Явился дворецкий и доложил, что все вызванные собрались в Дубовой зале.
— Прикажете закуску подавать?
— Какая, к черту, закуска! Ничего в горло не лезет, как под Мечкой.
— Я не думаль, Вольдемар, что ты трус!
— Я не трус, Минни! Вот, я за дело при Мечке Георгия получил! — Он ткнул себе пальцем ниже кадыка, где висел георгиевский крест 3 степени. — А однажды, когда брат был еще цесаревичем, ехали мы с ним и свитой в шарабане из Царского в лагерь. И тут молния ударила в куст. Гром, грохот, лошади на дыбы! Куст дымится! Адъютант мой под лавку готов был залезть. А я даже не шелохнулся.
— Если ты такой храбрец, почему ты не разглядел заговорщиков? Ты же слышал имя одного из них?
Владимир покраснел. Он действительно не разглядел лиц нападавших, потому что, сидя за колесом, закрыл голову руками и горячо молился.
— Хватит, Минни!
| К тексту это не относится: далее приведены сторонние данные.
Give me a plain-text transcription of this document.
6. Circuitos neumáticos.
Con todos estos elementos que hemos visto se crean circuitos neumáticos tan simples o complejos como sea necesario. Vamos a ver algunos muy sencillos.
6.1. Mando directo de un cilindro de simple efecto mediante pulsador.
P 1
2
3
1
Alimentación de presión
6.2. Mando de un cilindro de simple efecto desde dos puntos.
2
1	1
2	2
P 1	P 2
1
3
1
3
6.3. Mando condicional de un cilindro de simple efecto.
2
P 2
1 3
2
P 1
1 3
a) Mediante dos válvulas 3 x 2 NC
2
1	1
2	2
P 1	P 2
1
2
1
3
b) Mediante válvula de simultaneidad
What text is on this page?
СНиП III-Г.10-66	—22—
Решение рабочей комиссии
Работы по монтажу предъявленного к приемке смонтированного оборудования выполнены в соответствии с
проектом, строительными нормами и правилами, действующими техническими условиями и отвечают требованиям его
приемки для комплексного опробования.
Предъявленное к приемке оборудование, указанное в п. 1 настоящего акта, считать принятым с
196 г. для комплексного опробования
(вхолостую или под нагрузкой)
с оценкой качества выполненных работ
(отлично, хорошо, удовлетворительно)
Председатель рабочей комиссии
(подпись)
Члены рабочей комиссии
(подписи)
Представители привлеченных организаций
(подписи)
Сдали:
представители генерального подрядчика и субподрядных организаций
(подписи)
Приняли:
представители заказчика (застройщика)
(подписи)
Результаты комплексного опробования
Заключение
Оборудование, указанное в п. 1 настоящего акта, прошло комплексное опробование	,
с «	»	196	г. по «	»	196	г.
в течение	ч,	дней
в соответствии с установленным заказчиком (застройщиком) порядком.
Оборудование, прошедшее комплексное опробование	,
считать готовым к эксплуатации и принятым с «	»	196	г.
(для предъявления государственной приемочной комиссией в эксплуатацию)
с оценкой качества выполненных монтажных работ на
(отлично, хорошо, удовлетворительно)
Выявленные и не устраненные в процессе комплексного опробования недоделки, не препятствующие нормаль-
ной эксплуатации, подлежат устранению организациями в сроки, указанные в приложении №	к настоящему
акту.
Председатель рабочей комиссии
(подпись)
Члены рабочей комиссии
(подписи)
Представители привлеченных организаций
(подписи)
Хватит твоих игр! И все эти сложные твои планы к черту! Меня пытались убить, а это уже не шутки! Сейчас главное — охранить меня!
Дворецкий распахнул перед ним дверь и великий князь вошел в гостиную, полную гвардейских офицеров. Все разом встали, загромыхав стульями.
— Здравствуйте, господа! Садитесь. Я собрал вас так спешно потому, что дело более не терпит отлагательств. Вчера вечером на меня было совершено покушение.
— Ах!
— Ох!
— Не может быть!
— Так корнет Черевин, значит, нам не сбрехал!
— Что значит «не сбрехал», Шереметев? — спросил князь. — Вы, кавалергарды, как бабы! Обо всем готовы трепать!
— Так Черевин сказал, что его ночью со взводом к дому отца вызвали, Ваше Высочество домой конвоировать, — стал оправдываться штаб-ротмистр Шереметев, служивший у великого князя в адъютантах.
— Хватит об этом, — оборвал великий князь. — Я прошу вас, господа, не выносить за пределы этого дворца то, о чем мы сейчас будем здесь говорить. События развиваются стремительнее, чем мы могли предположить. Капитан Сеньчуков, доложите, пожалуйста.